Remember the 1980’s? They were well skill weren’t they? With your high-top trainers and body warmer you were probably pretty cool as you skateboarded down to the awesome new multi-screen cinema that opened in your town, hoping you could scope out some well-wicked flicks and maybe score with some bodacious babes along the way.
So, you pay your £1.50 entrance fee and find that Tim Burton’s Batman is playing on seven screens, and Back to the Future 2 is on the remaining six – woah; totally heinous dude! How’s a hard-core gorehound like you going to get his grue-filled kicks when every decent horror movie has been banned by Maggie Thatcher: Milk Snatcher?!

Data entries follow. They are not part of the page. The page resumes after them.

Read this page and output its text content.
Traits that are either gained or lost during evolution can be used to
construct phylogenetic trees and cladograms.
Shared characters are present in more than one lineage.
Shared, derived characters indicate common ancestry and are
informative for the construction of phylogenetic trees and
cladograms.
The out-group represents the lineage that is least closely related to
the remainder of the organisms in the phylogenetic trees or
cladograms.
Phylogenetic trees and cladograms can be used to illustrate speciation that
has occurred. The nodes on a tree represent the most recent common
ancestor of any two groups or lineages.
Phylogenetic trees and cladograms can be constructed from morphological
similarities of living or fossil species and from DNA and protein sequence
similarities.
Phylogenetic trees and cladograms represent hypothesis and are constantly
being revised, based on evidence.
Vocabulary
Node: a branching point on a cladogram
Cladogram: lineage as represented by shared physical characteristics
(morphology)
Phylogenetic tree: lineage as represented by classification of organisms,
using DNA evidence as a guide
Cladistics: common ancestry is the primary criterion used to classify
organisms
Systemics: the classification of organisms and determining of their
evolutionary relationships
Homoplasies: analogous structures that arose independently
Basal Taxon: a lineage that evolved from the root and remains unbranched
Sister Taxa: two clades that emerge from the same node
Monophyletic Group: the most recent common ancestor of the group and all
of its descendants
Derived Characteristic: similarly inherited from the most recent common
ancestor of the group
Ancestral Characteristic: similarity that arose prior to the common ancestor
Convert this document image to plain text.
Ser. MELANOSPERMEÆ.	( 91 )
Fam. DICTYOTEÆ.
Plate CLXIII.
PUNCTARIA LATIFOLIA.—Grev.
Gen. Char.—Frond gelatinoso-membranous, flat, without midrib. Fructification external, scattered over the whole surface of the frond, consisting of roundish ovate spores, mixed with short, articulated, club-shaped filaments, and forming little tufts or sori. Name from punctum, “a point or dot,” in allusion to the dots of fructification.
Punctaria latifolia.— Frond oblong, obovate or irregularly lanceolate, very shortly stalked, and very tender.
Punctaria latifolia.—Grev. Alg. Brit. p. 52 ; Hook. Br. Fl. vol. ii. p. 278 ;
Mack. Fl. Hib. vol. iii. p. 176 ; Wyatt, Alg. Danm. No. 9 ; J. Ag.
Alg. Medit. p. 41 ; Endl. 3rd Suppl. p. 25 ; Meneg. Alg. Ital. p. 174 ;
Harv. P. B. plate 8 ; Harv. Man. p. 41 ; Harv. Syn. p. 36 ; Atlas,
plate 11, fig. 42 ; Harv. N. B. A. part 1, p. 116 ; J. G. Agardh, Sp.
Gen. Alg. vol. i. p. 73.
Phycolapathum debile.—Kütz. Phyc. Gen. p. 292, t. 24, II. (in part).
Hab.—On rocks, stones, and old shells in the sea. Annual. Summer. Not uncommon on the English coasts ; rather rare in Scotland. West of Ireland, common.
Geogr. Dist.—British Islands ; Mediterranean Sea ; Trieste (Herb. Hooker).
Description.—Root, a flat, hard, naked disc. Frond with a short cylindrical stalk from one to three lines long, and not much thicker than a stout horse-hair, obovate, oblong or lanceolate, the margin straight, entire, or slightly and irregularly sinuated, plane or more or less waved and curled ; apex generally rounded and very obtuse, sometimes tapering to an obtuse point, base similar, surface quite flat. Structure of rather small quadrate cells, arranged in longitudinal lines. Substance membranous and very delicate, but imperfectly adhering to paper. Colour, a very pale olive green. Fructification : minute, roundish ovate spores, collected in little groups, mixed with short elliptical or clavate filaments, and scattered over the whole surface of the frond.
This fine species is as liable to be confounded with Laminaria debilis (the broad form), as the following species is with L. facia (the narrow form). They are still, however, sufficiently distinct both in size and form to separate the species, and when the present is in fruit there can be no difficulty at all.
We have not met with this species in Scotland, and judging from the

Well if you were resourceful, you popped down to your local video store/ice cream van, slipped them a tenner and got a dodgy third-hand VHS copy of Evil Dead, and possibly some crap German porn as a bonus. Or you could take the more circuitous route followed by director Ti West; Wait 25 years, then score some ancient filming equipment and film your very own hoary 80’s scarefest – with seriously scary results!
That House of the Devil works at all is testament to the resilience of the themes it explores, using the 80’s ‘Satanic Panic’ epidemic as a backdrop, the film may rely on clichés, but it ignores the crutch of irony completely, instead delivering a sharp shocker that will grumble away in the back of your head, replete with a jouissiant ending for true 80’s compatibility.
Plot-wise we’re on familiar, if skewed, ground, following all-American teen Sophie Hughes (an excellent, fluff-permed Jocalyne Donahue) as she follows up the offer of a baby-sitting gig at a c-c-cer-eeeepy old mansion.
From here on in it’s stock-horror character stupidity all the way, Sophie agreeing to stay on even after the oddball couple who own the place admit they don’t have kids, just a largely-unseen elderly relative parked in the attic, and acquiring clues to a darker secret as strange happenings go bump in the night around her.
Fortunately, West keeps a firm hand on the tiller, never letting things slip into parody. The whole film comes off as a superbly thought-out pastiche that shows both glowing affection for B-level, 80’s crud alongside a brave decision to follow in the footsteps of 70’s classics like Rosemary’s Baby.
Slow-burn dread, with the occasional shocker squirrelled away, House of the Devil offers a genuine return to a genre that Hollywood remakes have all but forgotten how to pull off. This is taught and fun, the ideal date horror movie.